Significance: The problem of model selection is obviously an important one. The particular application discussed in the paper of selecting among different GP priors is a prime example. Unfortunately, the example provided was simple and included only selecting among prior means and not the covariance kernel, which is often the more difficult to choose. In addition, the first model (healthy) is included in the NIHL model (as d -> 0). Therefore it begs the question of whether one could simply use the more complex model and infer the hyperparameters, and then examine the magnitude of d and/or w. Though I do not doubt the potential applications of this method, I do question how convincing this particular one is.
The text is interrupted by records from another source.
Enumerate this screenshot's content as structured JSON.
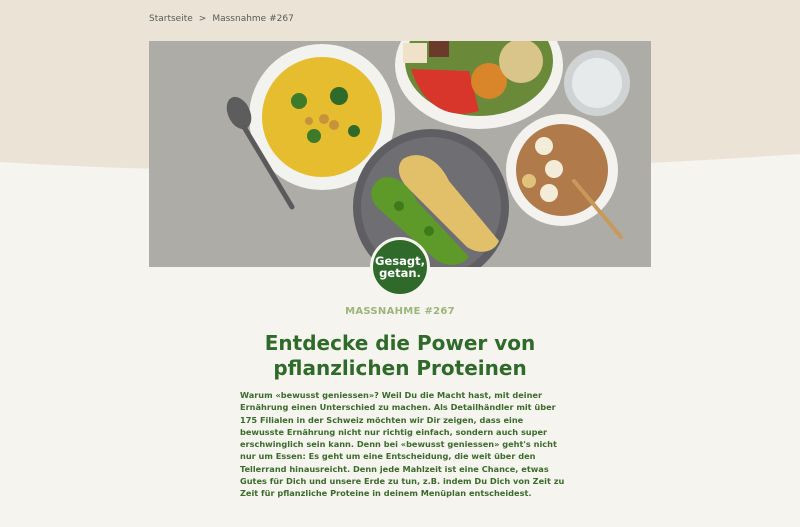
{
  "breadcrumb": {
    "home": "Startseite",
    "separator": ">",
    "current": "Massnahme #267"
  },
  "badge": {
    "line1": "Gesagt,",
    "line2": "getan."
  },
  "article": {
    "kicker": "MASSNAHME #267",
    "title": "Entdecke die Power von pflanzlichen Proteinen",
    "body": "Warum «bewusst geniessen»? Weil Du die Macht hast, mit deiner Ernährung einen Unterschied zu machen. Als Detailhändler mit über 175 Filialen in der Schweiz möchten wir Dir zeigen, dass eine bewusste Ernährung nicht nur richtig einfach, sondern auch super erschwinglich sein kann. Denn bei «bewusst geniessen» geht's nicht nur um Essen: Es geht um eine Entscheidung, die weit über den Tellerrand hinausreicht. Denn jede Mahlzeit ist eine Chance, etwas Gutes für Dich und unsere Erde zu tun, z.B. indem Du Dich von Zeit zu Zeit für pflanzliche Proteine in deinem Menüplan entscheidest."
  },
  "colors": {
    "brand_green": "#2f6a2a",
    "kicker_green": "#9cb57a",
    "top_background": "#ece3d7",
    "page_background": "#f6f4ee"
  }
}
Minor points: - Section 3: it is worth at least mentioning the hyperparameter marginalization via MCMC technique around equation (7).
Q2: Please summarize your review in 1-2 sentences
This is a very nice paper about a Bayesian method for active model selection. The techniques used in the method are explained at a very appropriate level of detail with useful references for further reading. Though compelling, in my opinion, the application presented failed to illustrate the strength of the method due to concerns I raise under the "significance" heading below.

Author Feedback
Author Feedback
Q1:Author rebuttal: Please respond to any concerns raised in the reviews. There are no constraints on how you want to argue your case, except for the fact that your text should be limited to a maximum of 5000 characters. Note however, that reviewers and area chairs are busy and may not read long vague rebuttals. It is in your own interest to be concise and to the point.
First, we want to thank all reviewers for their time and reviews. Answers to specific comments and questions are below.
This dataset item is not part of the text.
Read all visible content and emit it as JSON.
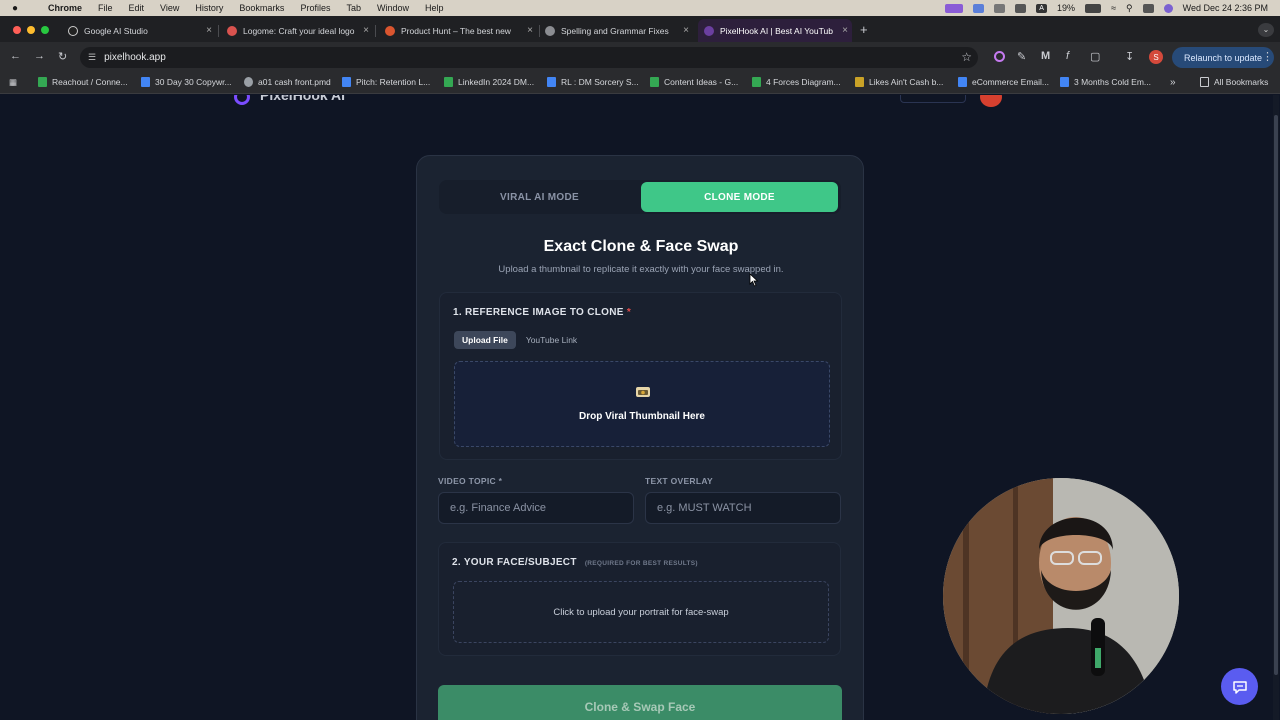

Evaluation on real patients: We agree that evaluating our method on real patients is an important next step, and we are working with physicians who are planning to use our approach in clinical studies as soon as possible. We are hoping to publish the empirical results in a medical journal in the near future.
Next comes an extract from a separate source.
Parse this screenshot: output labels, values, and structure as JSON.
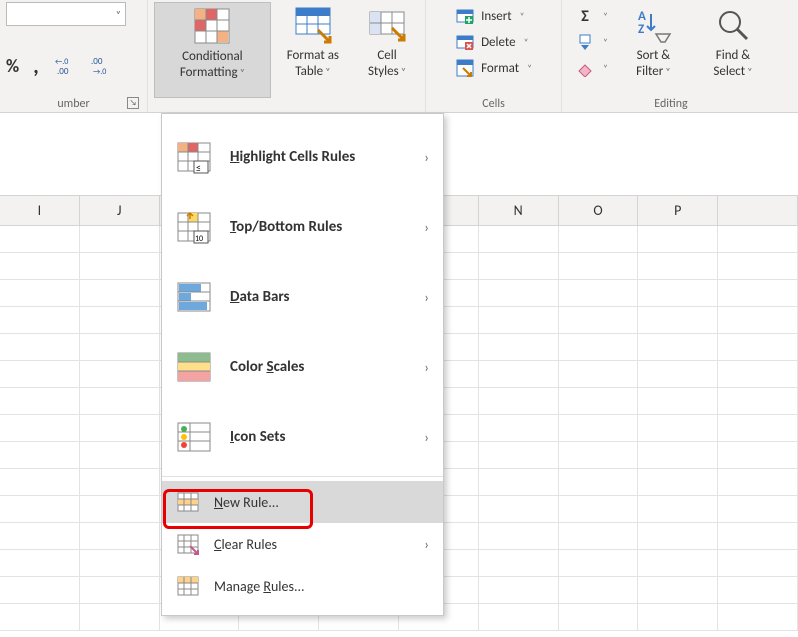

Comparison with other active model selection techniques: the previous active model selection approaches are impractical due to extensive model-retraining; see the running time analysis discussed in Section 2.2. For instance--all other costs aside--if just updating all of the model parameters took only 1 second, selecting a single tone from a set of 20,000 candidates points (as we did) would take at least 5 hours. Our approach (as well as the chosen baselines) takes less than 2 seconds overall.

Using model selection: In principle, detecting NIHL by doing inference on the "d" hyperparameter is an interesting idea. Currently, our expert informed prior over "d" essentially excludes the possibility of high posterior weight on d=0. A multimodal prior (e.g., a mixture of our expert "notch" prior with a Gaussian near d=0) would therefore be required. At a high level, this strongly resembles what we already do, as the mixture weights can essentially be viewed as the model posterior. However, inference is less tractable, as a Gaussian approximation to the hyperparameter posterior is less appropriate. Our framework overcomes this problem and is more general, as not all models can be easily rewritten as parameterizations of other models.

Choosing candidate models/points: 20000 points were chosen from a scrambled Halton set, so as to densely cover the two-dimensional search space. In the NIHL setting, we only need two models: a "normal" hearing model and a NIHL model. The normal hearing model is taken from existing machine learning literature [8], and has further been evaluated in clinical trials [A]. The NIHL model was chosen in collaboration with physicians. For more general model selection settings we would recommend adapting the strategies in [17,18].

MCMC: Note that [11] did an MCMC study on the approximation used in section 3.2. In our setting, we have strict time requirements for choosing each candidate point that make the use of MCMC undesirable.

[A] X. D. Song, B. M. Wallace, J. R. Gardner, N. M. Ledbetter, K. Q. Weinberger, and D. L Barbour. Fast, continuous audiogram estimation using machine learning. Ear and Hearing, 2015.